Zweimal für die Fahrt gezahlt: Ärger um Kostenabrechnung beim Mobilitätsanbieter Free Now

Zahlreiche Kunden beschweren sich darüber, dass ihnen Fahrten falsch oder doppelt berechnet wurden. FreeNow verteidigt seine Software.

„Habe am Wochenende bar bezahlt und sehe jetzt, dass es nochmal per Paypal abgebucht wurde sorry Leute aber das geht nicht“, schreibt Alex Wagner. Er ist nicht der einzige Kunde des Mobilitätsanbieters Free Now (früher MyTaxi), der sich in jüngster Zeit im Internet über dessen Abrechnungspraktiken beschwert hat. Auf der Plattform Trustpilot bewerten 85 Prozent der Nutzer den Taxidienst des Gemeinschaftsunternehmens von Daimler und BMW mit „ungenügend“. Auf Twitter verweist ein Nutzer ebenfalls auf fragwürdige Abrechnungsmethoden des Anbieters. 

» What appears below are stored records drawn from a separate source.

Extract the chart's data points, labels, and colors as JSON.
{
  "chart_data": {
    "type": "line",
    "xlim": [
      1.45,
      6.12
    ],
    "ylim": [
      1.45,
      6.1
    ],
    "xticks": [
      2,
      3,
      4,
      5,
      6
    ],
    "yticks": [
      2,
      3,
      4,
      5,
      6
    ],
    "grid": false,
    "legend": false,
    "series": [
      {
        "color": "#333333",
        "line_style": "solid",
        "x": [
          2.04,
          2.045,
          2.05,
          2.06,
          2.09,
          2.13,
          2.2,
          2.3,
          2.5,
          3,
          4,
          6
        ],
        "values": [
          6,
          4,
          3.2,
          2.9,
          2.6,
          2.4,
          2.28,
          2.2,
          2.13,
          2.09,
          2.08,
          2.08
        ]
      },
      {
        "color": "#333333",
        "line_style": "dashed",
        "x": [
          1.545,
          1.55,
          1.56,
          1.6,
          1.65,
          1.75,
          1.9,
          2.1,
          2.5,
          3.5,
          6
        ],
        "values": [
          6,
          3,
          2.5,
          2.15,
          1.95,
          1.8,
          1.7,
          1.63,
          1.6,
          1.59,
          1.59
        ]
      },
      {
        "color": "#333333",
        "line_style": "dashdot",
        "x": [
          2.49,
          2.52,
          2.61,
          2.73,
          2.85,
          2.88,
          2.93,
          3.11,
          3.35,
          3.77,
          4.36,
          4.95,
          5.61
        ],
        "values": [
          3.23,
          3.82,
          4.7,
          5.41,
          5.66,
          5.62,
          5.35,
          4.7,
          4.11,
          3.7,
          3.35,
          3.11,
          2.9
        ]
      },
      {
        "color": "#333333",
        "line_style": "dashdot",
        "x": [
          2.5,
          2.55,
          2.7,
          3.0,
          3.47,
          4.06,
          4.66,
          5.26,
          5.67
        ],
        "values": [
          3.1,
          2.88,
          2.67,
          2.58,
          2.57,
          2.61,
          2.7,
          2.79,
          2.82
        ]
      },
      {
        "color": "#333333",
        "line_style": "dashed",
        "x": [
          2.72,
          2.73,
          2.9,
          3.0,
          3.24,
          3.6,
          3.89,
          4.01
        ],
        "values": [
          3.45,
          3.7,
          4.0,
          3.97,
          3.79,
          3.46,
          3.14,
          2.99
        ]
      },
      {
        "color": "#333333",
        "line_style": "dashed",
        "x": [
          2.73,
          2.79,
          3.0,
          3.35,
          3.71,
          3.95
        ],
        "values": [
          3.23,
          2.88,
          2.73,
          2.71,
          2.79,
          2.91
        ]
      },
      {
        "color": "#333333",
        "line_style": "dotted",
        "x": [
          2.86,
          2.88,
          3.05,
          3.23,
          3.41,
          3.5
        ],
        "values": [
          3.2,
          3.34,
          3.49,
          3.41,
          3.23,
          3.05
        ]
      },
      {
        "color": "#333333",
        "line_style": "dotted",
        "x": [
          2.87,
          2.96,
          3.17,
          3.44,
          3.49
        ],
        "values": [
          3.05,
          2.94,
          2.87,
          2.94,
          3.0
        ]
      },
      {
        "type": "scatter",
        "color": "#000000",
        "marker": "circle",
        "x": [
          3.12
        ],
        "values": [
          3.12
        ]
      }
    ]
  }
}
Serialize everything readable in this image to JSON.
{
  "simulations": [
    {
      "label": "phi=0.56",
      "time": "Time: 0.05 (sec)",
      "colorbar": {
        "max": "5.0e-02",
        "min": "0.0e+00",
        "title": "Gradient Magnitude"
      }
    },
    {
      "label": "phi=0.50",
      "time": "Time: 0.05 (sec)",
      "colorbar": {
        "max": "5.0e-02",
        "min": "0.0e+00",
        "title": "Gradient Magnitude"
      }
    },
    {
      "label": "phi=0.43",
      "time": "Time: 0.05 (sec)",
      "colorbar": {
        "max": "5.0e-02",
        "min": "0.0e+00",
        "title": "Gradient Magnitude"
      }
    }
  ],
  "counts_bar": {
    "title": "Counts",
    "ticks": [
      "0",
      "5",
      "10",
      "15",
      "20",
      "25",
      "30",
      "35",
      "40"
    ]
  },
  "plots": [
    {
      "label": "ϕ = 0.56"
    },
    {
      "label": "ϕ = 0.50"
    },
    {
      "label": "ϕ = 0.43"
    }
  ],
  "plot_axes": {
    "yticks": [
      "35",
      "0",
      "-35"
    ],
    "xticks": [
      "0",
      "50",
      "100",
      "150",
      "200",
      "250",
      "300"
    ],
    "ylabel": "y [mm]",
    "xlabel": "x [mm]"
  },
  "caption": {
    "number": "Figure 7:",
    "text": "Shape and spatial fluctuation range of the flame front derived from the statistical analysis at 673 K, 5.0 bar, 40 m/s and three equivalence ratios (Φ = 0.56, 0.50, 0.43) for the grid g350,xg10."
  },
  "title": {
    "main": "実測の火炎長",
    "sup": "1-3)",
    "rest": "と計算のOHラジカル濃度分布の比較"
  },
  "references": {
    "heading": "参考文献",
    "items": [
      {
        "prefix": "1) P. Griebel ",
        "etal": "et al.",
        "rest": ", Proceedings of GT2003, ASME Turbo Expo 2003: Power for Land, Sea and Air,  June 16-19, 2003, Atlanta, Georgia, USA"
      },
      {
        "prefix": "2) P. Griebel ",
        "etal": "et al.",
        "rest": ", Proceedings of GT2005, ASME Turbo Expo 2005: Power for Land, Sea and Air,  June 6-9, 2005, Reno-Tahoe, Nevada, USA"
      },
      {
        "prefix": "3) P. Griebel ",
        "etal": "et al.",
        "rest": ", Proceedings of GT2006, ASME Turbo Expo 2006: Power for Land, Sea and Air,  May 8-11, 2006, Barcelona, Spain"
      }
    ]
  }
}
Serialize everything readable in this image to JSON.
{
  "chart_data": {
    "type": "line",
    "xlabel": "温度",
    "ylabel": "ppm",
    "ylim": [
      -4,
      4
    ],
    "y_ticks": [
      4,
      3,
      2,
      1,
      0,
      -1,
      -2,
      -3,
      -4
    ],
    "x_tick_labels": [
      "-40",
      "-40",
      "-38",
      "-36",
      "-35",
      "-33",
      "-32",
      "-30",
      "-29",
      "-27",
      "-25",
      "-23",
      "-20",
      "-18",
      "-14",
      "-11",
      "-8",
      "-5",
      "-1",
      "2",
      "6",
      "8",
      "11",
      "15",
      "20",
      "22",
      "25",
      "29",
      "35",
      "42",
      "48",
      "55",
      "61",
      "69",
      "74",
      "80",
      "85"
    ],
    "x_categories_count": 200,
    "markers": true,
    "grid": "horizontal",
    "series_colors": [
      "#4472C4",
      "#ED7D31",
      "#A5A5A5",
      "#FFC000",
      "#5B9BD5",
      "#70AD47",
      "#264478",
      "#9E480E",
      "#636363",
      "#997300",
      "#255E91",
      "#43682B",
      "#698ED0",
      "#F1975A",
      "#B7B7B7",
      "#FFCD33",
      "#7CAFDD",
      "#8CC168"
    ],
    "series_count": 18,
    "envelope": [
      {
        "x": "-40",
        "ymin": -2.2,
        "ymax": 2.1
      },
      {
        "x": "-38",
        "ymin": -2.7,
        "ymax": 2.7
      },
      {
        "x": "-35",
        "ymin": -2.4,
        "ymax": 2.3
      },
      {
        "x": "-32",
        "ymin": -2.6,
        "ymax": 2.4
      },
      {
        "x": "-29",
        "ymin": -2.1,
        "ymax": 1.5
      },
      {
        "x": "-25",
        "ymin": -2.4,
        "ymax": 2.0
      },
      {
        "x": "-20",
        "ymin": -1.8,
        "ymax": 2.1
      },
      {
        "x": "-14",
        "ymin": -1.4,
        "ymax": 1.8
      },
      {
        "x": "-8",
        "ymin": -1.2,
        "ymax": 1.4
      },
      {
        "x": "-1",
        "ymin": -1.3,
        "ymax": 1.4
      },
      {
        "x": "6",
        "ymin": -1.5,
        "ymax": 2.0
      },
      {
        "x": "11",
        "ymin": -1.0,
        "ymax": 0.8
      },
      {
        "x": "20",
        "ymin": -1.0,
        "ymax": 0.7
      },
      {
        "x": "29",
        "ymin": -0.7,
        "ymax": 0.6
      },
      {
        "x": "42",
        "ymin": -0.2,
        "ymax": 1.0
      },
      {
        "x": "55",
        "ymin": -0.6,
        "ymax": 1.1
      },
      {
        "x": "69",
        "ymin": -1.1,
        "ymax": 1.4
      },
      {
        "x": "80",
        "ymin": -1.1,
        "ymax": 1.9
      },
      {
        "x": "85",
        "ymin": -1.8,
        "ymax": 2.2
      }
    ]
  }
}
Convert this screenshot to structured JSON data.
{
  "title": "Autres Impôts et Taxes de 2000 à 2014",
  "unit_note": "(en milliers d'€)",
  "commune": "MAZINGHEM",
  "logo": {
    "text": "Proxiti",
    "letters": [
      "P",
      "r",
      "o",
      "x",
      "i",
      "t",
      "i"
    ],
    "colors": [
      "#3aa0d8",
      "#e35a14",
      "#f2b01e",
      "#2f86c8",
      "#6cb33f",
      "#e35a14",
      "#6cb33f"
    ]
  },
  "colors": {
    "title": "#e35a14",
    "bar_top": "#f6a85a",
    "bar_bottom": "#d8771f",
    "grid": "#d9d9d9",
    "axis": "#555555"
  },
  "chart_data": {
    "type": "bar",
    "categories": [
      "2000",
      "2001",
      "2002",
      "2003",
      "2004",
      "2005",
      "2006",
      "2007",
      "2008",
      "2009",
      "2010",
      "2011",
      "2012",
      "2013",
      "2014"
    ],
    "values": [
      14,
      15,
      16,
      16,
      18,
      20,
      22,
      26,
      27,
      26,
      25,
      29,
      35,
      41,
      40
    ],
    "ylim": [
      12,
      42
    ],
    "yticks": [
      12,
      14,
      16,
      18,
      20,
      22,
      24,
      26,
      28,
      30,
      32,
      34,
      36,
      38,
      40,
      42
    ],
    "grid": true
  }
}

Das Problem: Offenbar kann es vorkommen, dass die App über den Bezahldienst Paypal automatisch den Fahrpreis erneut abbucht, auch wenn die Kunden zuvor beim Fahrer bar bezahlt haben. Alex Wagner schreibt dazu auf Trustpilot: „Habe direkt Paypal aus der freenow App entfernt da kriegt man ja Angst wenn jemand einfach ohne Genehmigung an dein Geld kann.“ 

Und wie es aussieht, sind die Kunden auch mit ihren Reklamationen nicht immer erfolgreich. „Reklamationen beim Kundendienst sind sinnlos“, schreibt Nutzer Albrecht S. Ein anderer Kunde namens Mark Ting klagt: „Keiner erreichbar, sowohl der Support als auch Compliance“, und warnt: „Keine Bezahloptionen hinterlegen!“ 

Das Problem: Das neue Bezahlsystem funktioniert nicht

Verantwortlich für die Bezahlpannen ist das neue Bezahlsystem „Quick Pay“. Free Now wirbt auf seiner Info-Seite für Fahrer damit, dass die Bezahlvorgänge innerhalb der App damit deutlich schneller ablaufen. So musste der Fahrer beim bisherigen System „Slide-2-Pay“ warten, bis der Kunde nach Ankunft am Ziel den Bezahlvorgang bestätigt.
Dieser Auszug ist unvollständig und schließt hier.